After our flight to Marsa Alam Airport we still had a 2,5 hour transfer to our hotel in the far South. Hamata has the southernmost hotels in Egypt. While we were driving south the concrete skeleton constructions which will eventually transform into more hotels became fewer. The plastic rubbish found ANYwhere near Egyptian roads disappeared almost. We passed mangroves! I knew we had chosen the right spot.


Hamata is a small town, quiet and off the tourist track. The handful of tourists stay in one of the two hotels or at the Ecolodge (nice bedouin tents, 6 hours electricity only :-)). All this made the boat departure in the mornings really relaxing.


With only a dozen divers in the hotel the days were relaxing on board as well as in the hotel. The temperatures were quite low with a chilly 10°C at 7 am and maxima around 19°C around noon. The strong northern winds didn’t help to warm up. In the end it was in the water where we had the best temperatures with 22°C.

We started our diving with dolphins on the first day. It’s mere magic! The group of six dolphins passed, stopped close to Chris, turned , had a quick look at us and finally swam away. I had the feeling that all divers in the group stopped breathing for a moment, just to make this moment last a bit longer.


Unfortunatley I was surprised by the lack of fish. Some of you might say I’m spoilt from my recent trips to Indonesia, but I have been to Egypt on several occasions and always had more fish around.

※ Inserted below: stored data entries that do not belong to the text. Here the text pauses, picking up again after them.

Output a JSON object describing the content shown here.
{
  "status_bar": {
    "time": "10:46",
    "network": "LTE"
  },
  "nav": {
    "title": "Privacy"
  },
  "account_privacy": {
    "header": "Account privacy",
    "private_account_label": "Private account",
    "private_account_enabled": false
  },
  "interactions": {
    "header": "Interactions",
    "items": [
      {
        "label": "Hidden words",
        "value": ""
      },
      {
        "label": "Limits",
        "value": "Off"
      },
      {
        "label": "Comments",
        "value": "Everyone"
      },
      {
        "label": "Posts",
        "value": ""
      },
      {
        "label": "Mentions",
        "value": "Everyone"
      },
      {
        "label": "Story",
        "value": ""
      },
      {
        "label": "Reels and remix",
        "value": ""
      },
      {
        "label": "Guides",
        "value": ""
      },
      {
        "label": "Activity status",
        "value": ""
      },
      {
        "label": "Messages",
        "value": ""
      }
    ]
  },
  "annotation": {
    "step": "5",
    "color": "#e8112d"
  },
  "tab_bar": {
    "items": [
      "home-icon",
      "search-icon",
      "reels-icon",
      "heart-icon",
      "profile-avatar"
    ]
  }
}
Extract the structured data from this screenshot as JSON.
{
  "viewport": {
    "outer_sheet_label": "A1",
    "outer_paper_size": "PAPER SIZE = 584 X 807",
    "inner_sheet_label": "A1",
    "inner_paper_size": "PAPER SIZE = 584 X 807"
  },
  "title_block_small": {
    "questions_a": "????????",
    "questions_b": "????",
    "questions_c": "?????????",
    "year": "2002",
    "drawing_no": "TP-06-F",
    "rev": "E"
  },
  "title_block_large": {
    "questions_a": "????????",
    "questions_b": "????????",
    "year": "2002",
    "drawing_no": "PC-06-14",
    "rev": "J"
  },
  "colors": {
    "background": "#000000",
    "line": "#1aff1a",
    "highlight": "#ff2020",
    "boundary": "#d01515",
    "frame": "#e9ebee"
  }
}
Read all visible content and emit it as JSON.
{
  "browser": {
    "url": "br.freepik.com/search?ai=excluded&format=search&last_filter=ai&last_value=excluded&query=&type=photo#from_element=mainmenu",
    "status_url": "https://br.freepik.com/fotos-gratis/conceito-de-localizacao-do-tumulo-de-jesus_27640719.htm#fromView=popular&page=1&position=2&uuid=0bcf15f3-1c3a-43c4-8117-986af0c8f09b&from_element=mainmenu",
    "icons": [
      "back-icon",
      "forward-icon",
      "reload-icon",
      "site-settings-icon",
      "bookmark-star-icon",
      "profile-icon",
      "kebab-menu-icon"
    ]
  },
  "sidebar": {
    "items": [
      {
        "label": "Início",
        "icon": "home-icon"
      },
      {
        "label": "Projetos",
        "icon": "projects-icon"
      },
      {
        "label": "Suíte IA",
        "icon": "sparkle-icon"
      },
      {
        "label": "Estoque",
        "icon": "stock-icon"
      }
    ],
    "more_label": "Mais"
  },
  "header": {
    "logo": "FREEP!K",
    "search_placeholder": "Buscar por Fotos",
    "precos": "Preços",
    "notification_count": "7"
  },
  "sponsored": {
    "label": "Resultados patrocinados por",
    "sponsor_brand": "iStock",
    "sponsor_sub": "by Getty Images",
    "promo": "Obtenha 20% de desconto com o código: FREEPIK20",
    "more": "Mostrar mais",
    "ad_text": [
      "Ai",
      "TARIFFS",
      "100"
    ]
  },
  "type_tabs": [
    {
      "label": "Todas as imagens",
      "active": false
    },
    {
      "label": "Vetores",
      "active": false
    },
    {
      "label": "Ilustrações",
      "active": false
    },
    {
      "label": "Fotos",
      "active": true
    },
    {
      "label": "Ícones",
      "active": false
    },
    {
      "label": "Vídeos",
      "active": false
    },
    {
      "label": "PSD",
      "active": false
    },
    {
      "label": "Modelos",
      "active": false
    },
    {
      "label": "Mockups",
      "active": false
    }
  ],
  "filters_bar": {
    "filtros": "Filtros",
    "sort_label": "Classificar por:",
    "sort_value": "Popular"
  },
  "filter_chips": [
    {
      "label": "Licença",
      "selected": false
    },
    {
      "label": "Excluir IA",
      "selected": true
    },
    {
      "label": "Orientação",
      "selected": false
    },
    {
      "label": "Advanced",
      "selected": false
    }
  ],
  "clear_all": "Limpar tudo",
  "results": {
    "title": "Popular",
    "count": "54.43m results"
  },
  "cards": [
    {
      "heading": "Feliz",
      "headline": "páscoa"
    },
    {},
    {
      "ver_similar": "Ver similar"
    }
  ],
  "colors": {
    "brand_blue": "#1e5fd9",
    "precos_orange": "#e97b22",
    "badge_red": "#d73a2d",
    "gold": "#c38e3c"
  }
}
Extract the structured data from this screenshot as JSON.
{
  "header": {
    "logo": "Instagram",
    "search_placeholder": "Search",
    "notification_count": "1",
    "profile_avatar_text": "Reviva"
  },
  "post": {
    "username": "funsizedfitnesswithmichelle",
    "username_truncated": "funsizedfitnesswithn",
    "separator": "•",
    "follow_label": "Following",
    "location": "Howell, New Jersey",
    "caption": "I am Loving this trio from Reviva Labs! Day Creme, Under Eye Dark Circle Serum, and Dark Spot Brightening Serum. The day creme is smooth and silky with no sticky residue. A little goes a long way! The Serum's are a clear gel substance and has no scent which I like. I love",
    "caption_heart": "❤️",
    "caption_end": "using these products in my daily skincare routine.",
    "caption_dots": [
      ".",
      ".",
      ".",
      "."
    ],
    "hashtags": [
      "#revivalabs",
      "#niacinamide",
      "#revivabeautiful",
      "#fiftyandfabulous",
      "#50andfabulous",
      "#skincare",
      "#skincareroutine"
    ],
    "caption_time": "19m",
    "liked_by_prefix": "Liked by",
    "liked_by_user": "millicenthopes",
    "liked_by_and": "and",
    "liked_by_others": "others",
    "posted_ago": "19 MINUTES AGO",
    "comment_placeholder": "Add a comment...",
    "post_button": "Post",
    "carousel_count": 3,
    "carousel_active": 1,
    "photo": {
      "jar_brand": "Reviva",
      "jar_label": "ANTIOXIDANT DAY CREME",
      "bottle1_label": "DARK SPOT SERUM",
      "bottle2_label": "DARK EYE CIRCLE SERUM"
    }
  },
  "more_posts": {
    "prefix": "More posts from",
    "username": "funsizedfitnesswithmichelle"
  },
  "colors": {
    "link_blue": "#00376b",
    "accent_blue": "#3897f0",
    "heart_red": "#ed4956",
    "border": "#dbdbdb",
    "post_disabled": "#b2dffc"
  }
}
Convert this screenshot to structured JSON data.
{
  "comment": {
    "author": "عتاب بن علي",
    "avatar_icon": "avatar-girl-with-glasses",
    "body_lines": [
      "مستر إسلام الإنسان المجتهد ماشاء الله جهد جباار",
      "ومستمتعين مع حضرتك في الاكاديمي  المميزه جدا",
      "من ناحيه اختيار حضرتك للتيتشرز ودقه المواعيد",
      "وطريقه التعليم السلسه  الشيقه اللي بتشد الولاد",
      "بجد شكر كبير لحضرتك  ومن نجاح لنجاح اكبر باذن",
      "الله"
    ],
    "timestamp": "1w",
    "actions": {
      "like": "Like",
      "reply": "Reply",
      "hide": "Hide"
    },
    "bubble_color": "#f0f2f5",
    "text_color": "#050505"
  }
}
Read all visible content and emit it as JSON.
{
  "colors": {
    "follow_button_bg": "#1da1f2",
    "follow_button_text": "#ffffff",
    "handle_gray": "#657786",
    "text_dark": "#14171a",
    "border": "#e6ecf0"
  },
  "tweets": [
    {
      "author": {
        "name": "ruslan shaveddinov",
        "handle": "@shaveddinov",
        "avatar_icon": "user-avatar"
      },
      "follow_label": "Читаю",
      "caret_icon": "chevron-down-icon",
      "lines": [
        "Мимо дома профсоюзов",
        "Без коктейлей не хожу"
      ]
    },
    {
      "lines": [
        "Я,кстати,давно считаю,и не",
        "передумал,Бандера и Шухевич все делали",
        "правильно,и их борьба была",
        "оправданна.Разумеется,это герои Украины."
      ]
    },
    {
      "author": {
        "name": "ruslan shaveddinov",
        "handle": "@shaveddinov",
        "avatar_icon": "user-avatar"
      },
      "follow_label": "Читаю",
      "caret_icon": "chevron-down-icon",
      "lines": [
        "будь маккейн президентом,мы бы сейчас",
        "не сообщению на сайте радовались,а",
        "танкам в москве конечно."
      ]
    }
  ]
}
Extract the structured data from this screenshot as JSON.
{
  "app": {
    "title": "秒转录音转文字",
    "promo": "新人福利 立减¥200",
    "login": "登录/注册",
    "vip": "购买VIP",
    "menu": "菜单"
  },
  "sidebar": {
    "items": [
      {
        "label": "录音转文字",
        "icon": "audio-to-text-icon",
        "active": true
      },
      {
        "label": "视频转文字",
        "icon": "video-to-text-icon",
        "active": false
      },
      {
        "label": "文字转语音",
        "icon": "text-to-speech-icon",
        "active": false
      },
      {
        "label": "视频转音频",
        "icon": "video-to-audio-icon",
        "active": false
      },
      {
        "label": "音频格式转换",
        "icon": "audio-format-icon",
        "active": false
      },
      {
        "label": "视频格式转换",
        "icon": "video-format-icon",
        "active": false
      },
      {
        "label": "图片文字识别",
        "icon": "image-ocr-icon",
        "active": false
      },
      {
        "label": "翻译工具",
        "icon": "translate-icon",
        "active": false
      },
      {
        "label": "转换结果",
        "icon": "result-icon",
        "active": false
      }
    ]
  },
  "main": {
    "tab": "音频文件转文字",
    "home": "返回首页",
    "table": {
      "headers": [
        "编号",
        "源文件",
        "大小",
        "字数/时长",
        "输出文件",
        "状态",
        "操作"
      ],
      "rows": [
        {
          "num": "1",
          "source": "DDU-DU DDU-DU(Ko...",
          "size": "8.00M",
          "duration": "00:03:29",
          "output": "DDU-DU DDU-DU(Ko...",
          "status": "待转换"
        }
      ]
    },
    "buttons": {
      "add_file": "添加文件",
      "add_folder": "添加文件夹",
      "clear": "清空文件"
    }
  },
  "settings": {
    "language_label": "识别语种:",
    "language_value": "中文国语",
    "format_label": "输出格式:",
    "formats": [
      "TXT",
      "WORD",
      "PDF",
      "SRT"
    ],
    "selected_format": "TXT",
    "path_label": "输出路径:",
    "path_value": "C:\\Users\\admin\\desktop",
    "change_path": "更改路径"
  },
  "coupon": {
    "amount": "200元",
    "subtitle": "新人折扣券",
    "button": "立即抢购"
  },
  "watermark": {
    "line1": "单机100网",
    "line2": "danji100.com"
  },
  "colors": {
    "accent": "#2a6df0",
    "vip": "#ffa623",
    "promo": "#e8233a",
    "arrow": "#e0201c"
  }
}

I couldn’t figure out during my stay if this is a seasonal change or if there’s another explanation.

Most of the sites have stunning underwater sceneries with beautiful hard coral blocks.

The house reef is a great opportunity to drift along the jetty to meet the local barracuda and groupers. On night dives crabs are commonplace as are basket stars stretching out their arms in search for food.



On the last day we were lucky enough to dive with a curious Napoleon. It seemed as if this large fellow wanted some company. A more realistic explanation might be that it was used to get food from the dive boats.


All in all this week in the south was a wonderful change from the rainy grey days at home. Above all it was a great opportunity to work with the new underwater rig before getting to tropical waters on April 12.